Ou seja, estamos fazendo mais com menos. Do ponto de vista externo, aumentamos as ações de defesas de interesse da indústria, criamos áreas para melhorar o atendimento e fortalecemos a interlocução com os governos e os legislativos. Também trabalhamos em defesa dos interesses da sociedade.

E os principais desafios?
Foram dois anos bastante desafiadores. Assumimos com greve dos caminhoneiros, depois tivemos o acidente de Brumadinho, enchentes no início deste ano e agora a pandemia. Ainda enfrentamos o corte do Sistema S, que nos impactou muito. Mas sempre defendendo a indústria e colocando a Fiemg mais próxima da sociedade. Ainda assim, neste período conseguimos aumentar nossa representatividade, o número de associados e o volume de prestação de serviços.

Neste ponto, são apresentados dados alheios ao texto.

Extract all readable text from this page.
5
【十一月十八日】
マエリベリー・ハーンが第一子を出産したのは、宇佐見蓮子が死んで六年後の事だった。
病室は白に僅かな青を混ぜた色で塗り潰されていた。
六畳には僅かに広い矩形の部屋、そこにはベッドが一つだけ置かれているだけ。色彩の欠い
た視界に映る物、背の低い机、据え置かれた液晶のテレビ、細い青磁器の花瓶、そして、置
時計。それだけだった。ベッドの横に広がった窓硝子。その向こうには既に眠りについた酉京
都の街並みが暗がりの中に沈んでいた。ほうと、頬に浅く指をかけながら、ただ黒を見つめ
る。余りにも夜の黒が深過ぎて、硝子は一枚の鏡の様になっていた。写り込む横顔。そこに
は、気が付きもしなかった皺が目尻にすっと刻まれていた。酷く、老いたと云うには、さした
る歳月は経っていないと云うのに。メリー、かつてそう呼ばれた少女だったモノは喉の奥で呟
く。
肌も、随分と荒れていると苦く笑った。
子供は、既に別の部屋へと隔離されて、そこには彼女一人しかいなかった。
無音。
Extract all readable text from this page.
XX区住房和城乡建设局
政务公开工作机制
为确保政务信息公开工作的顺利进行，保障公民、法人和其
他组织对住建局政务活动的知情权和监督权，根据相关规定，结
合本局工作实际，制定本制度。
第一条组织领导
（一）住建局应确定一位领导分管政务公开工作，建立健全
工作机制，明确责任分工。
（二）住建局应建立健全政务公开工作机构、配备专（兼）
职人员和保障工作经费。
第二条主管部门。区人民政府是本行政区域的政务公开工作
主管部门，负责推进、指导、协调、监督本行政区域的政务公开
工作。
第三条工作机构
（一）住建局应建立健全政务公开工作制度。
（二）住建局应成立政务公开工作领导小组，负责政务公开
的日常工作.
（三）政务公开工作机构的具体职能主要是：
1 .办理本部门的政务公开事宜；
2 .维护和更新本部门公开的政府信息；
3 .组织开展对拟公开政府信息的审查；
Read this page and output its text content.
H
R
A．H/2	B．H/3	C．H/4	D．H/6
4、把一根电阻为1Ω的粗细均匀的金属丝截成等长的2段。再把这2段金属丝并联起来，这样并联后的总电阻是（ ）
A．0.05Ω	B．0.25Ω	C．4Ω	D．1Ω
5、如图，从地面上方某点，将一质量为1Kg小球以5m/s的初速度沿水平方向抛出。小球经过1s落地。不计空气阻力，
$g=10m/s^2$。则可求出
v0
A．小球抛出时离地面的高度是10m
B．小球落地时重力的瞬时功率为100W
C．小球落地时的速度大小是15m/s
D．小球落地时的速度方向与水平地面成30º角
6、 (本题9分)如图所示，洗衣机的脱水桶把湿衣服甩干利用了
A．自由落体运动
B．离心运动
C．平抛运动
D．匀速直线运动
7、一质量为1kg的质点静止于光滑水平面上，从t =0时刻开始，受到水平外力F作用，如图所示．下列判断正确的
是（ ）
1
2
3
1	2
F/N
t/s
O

A Fiemg tem adotado cada vez mais iniciativas em prol de toda a sociedade. É uma mudança de postura da entidade?
É uma mudança bastante proativa. E é claro que o apoio que a gente recebe dos industriais vem da credibilidade da instituição. Destaco aqui o ativismo dos industriais nos últimos meses, porque eles também estão em crise e, ainda assim, estão ajudando a sociedade. Temos, conseguido, de fato, ganhos para a sociedade em geral.

Fizemos a defesa da Medida Provisória 936, que em tese impede o desemprego, pela junção de esforços do Estado, da empresa e do trabalhador. Uma iniciativa que defendemos junto ao Congresso e ao governo e que já salvou mais de 9 milhões de empregos em todo o País e que vai possibilitar uma retomada mais fácil da economia.

Há outros exemplos?
Temos várias ações repercutindo, inclusive, nacionalmente. A Fiemg foi a primeira a apoiar a reforma da Previdência, fazendo campanha, expondo o nome da entidade, investindo recursos e capital político. Temos defendido todas as medidas que afetem diretamente ou não o setor industrial, porque são de interesse da sociedade. E a Fiemg também não tem medo de se posicionar. Essa é outra característica marcante da nossa gestão. Nos posicionamos antes e, em alguns momentos, somos até incompreendidos. Mas depois as pessoas percebem que era o melhor caminho.

Foi o caso na greve dos caminhoneiros, em que fomos os primeiros a alertar para o desabastecimento do País; depois com a barragem da Vale em Brumadinho, em que nos solidarizamos com as vítimas, mas também nos preocupamos com a demonização do setor, que é uma atividade fundamental para o Estado. E agora a mesma coisa na pandemia. Não nos importamos em defender que não se trata de uma questão de economia versus saúde, porque cabe a nós, como liderança, assumir o ônus e não falar apenas o que querem ouvir, mas aquilo que entendemos como certo.